Joey at 11 mos.

Scotty at 6 mos.

(Hair Follicle Tumor)
April 2012

Joey's lump as it appeared when I shaved his neck with a 15 blade.

When Joey was about five months old, we noticed that he had a lump about the size of a dime on the left side of his neck.  As the lump seemed to be inside the skin and not attached to the substructure, we guessed that it was a lipoma (fatty tumor) which is benign.  Although lipomas frequently occur in dogs eight years and older, they can occur in puppies.  

By the time Joey was about ten months old, the lump had grown to about the size of a quarter so we had our veternarian aspirate the lump to inspect the contents under a microscope.  The prognosis was inconclusive.  Dr. Staggs suggested surgery to remove the lump so she could send it to a lab for a histopathology report. 

After aspiration, the lump was the size of a dime but filled back up again within a couple of weeks until it felt to be about the size of a quarter.  You can imagine my surprise when I shaved Joey's neck in preparation for his surgery and discovered the lump was the size of a walnut.  (see photo right)  Joey's hair is so thick that feeling the lump through all that hair did not give a true representation of its size. 

(Left)  Monday morning we all took Joey to the clinic for surgery.

(Right) Dr. Staggs gives Joey a pre-op examination

(Below) Dr. Staggs was kind enough to allow me to use pictures she had taken during surgery.

Shaved and on the operating table

Preparing for surgery

Tumor has been removed

Sutures after surgery

 Right and below: Scotty and I are waiting for Joey's anesthesia to wear off so we can take him home.  Jyah and Sydney have had surgery before and stayed on the other side of the room.    

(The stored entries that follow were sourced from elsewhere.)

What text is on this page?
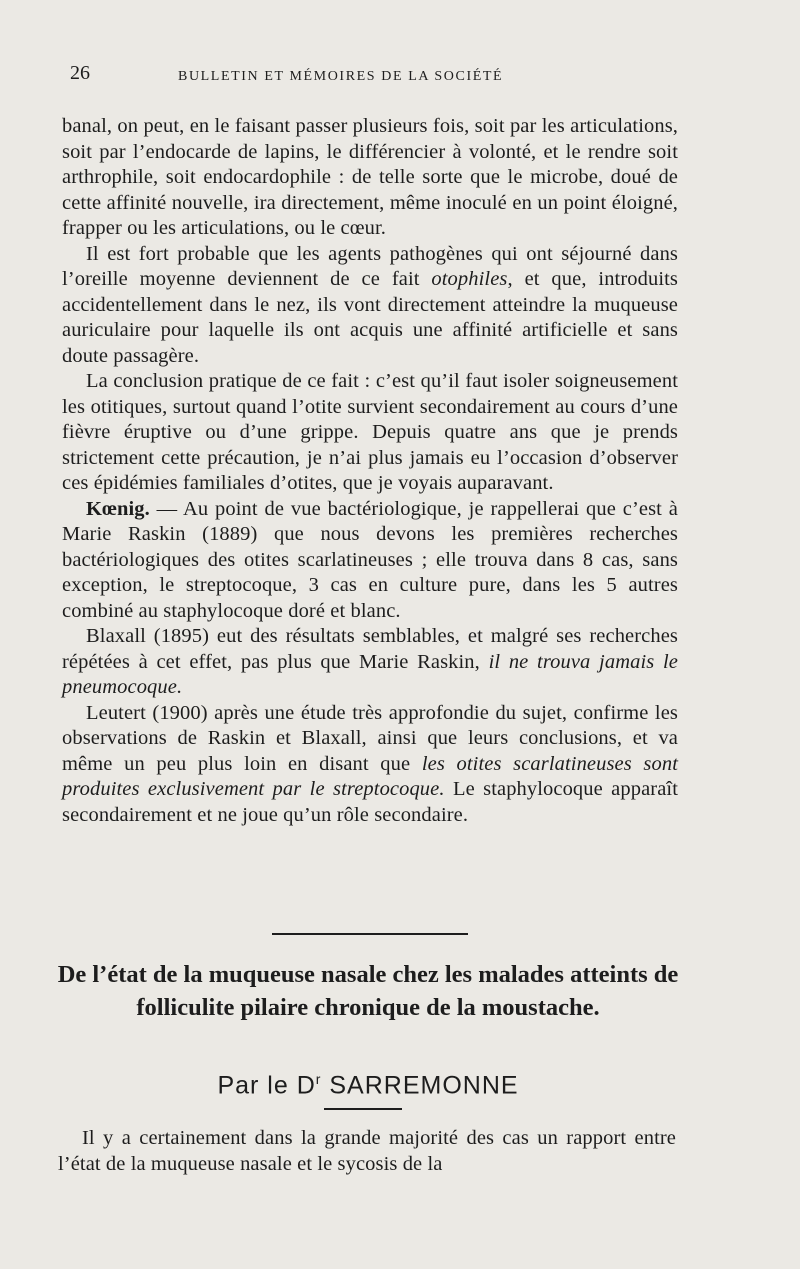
26	BULLETIN ET MÉMOIRES DE LA SOCIÉTÉ

banal, on peut, en le faisant passer plusieurs fois, soit par les articulations, soit par l’endocarde de lapins, le différencier à volonté, et le rendre soit arthrophile, soit endocardophile : de telle sorte que le microbe, doué de cette affinité nouvelle, ira directement, même inoculé en un point éloigné, frapper ou les articulations, ou le cœur.

Il est fort probable que les agents pathogènes qui ont séjourné dans l’oreille moyenne deviennent de ce fait otophiles, et que, introduits accidentellement dans le nez, ils vont directement atteindre la muqueuse auriculaire pour laquelle ils ont acquis une affinité artificielle et sans doute passagère.

La conclusion pratique de ce fait : c’est qu’il faut isoler soigneusement les otitiques, surtout quand l’otite survient secondairement au cours d’une fièvre éruptive ou d’une grippe. Depuis quatre ans que je prends strictement cette précaution, je n’ai plus jamais eu l’occasion d’observer ces épidémies familiales d’otites, que je voyais auparavant.

Kœnig. — Au point de vue bactériologique, je rappellerai que c’est à Marie Raskin (1889) que nous devons les premières recherches bactériologiques des otites scarlatineuses ; elle trouva dans 8 cas, sans exception, le streptocoque, 3 cas en culture pure, dans les 5 autres combiné au staphylocoque doré et blanc.

Blaxall (1895) eut des résultats semblables, et malgré ses recherches répétées à cet effet, pas plus que Marie Raskin, il ne trouva jamais le pneumocoque.

Leutert (1900) après une étude très approfondie du sujet, confirme les observations de Raskin et Blaxall, ainsi que leurs conclusions, et va même un peu plus loin en disant que les otites scarlatineuses sont produites exclusivement par le streptocoque. Le staphylocoque apparaît secondairement et ne joue qu’un rôle secondaire.

De l’état de la muqueuse nasale chez les malades atteints de folliculite pilaire chronique de la moustache.
Par le $D^r$ SARREMONNE

Il y a certainement dans la grande majorité des cas un rapport entre l’état de la muqueuse nasale et le sycosis de la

Dr. Leslie Staggs did a masterful job on Joey's surgery. Above left, Glenn is showing the sutures and the size of the scar.  Above right, we've placed a pad over the incision, put a vet's stocking over the pad, and then wrapped a towel around Joey's neck, securing it with duct tape.  We originally held the towel together with large safety pins until we found one had come out and fallen in an open position in the dogs' yard.

Joey's stitches were to stay in for two weeks and he was NOT to play with the other dogs.  Tall order for an energetic one year old puppy!

Joey's histopathology report from the lab said "benign ruptured pilomatrixoma (also known as pilomatricoma) with inflammation." 

Pilomatrixoma arise from a disordered growth of the hair follicles and are usually solitary rather than multiple in nature (as are some hair follicle tumors).  They are almost all benign and can be permanently cured by surgical removal.  There is a genetic predisposition for these tumors to develop in breeds of dogs that have continuous hair growth - such as Poodles. 

Although benign pilomatrixoma is fairly common, there is also a very rare, multiple, malignant form of pilomatricoma which is usually recognized very early as it spreads through the body and causes clinical illness.